A visão da autoridade

O BC tem apresentado aos especialistas várias explicações. A principal delas diz respeito à forte desaceleração da atividade econômica, expressa pelos indicadores divulgados após a publicação do relatório de inflação.

O argumento da autoridade monetária é o de que, no segundo trimestre, a economia brasileira cresceu transitoriamente abaixo do potencial – um movimento exatamente contrário ao que ocorreu no primeiro trimestre, quando chegou a estar superaquecida, na visão do BC.

Essa acomodação entre abril e junho é explicada pela retirada dos estímulos fiscais concedidos pelo governo – sobretudo o IPI menor para a aquisição de veículos automotores – e pelos efeitos iniciais do aperto monetário implementado pelo BC a partir de fevereiro. No fim daquele mês, a autoridade aumentou os depósitos compulsórios dos bancos – o que, na prática, equivale a uma elevação do juro.

A isso se somam as incertezas em relação ao cenário externo, principalmente sobre a expansão da economia dos Estados Unidos – além das dúvidas que já existiam acerca da recuperação da atividade na Europa.

O BC também tem argumentado que o estouro da crise global provocou mudanças na forma de atuação das autoridades monetárias no mundo. A ideia é reagir rapidamente aos primeiros sinais de mudança de cenário.

Na visão da autoridade monetária, como a economia internacional ainda está bastante volátil, essas alterações súbitas devem ocorrer com frequência.

A explicação não convence a todos. Um analista que pede anonimato reclama. “Para entender o que o BC vai fazer com o juro, terei de ler jornais, em vez de acompanhar os relatórios de inflação e as atas do Copom.” 

Comentário

A análise do Relatório de Inflação do Banco Central é necessariamente prospectiva. Como juros levam tempo para fazer efeito, a única utilidade do relatório é estimar de quanto será a inflação nos próximos 6 ou 12 meses.

Em maio estava claro para quem tem um mínimo de percepção, que não se repetiria o ritmo de crescimento da economia no primeiro trimestre. Cansei de expor os pontos centrais que mostravam que, depois do salto do primeiro trimestre, haveria uma desaceleração no ritmo.

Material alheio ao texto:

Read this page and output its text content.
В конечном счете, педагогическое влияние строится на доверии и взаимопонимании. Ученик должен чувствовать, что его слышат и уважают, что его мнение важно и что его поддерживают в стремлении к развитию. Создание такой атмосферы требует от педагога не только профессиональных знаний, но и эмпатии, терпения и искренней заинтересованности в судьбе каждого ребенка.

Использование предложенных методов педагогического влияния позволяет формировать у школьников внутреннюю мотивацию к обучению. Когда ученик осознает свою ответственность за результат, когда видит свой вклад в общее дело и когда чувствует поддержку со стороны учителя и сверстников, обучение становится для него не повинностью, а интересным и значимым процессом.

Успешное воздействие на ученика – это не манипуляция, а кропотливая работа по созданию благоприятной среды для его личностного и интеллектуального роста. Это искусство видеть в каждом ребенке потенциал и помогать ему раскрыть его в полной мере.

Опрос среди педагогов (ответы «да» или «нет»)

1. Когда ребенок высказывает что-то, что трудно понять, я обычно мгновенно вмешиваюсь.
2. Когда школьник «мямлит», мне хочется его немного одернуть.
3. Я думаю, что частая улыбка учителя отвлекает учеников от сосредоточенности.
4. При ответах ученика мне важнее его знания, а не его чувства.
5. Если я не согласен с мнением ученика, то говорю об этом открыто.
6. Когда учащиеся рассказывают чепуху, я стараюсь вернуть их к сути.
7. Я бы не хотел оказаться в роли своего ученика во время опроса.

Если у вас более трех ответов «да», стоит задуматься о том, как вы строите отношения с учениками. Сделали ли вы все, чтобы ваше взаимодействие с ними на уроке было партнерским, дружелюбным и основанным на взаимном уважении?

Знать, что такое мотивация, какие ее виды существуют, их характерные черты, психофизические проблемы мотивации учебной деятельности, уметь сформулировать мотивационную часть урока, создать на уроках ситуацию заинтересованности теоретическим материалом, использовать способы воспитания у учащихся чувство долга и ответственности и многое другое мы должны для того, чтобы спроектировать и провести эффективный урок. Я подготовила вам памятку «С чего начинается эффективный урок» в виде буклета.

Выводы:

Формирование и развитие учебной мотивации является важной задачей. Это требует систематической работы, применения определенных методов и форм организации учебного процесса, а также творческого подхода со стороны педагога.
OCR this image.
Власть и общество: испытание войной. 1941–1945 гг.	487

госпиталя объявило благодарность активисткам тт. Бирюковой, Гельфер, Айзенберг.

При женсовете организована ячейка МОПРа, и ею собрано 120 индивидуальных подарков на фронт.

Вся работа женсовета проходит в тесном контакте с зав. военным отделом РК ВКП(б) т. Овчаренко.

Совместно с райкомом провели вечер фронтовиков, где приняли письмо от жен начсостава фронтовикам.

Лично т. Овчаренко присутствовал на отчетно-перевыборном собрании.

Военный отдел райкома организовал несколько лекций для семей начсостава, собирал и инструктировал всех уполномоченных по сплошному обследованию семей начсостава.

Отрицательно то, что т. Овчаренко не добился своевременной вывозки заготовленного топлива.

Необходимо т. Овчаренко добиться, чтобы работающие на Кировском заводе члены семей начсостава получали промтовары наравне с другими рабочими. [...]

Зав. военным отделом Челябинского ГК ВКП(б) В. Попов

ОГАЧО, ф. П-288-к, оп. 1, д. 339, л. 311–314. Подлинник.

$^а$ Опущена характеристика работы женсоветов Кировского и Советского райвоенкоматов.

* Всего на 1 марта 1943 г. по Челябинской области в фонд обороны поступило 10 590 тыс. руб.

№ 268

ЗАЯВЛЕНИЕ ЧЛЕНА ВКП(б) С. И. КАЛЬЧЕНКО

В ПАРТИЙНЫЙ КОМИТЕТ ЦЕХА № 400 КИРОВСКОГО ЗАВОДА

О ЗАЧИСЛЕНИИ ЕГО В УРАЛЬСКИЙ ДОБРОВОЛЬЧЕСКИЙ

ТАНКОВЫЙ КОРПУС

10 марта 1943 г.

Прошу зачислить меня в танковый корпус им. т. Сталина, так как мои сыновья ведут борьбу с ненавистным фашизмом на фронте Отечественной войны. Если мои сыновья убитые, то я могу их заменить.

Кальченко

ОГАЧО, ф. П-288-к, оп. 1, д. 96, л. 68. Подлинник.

Ocorre que leva algum tempo para o ritmo da atividade ser captado pelos indicadores. Enquanto a atividade se desacelerava, o BC estrava sentado em cima de estatísticas que refletiam o passado, sem olhos para enxergar o que ocorria à sua frente. Tudo isso porque suas consultas se limitam aos economistas de bancos, jamais à prospecção da atividade real.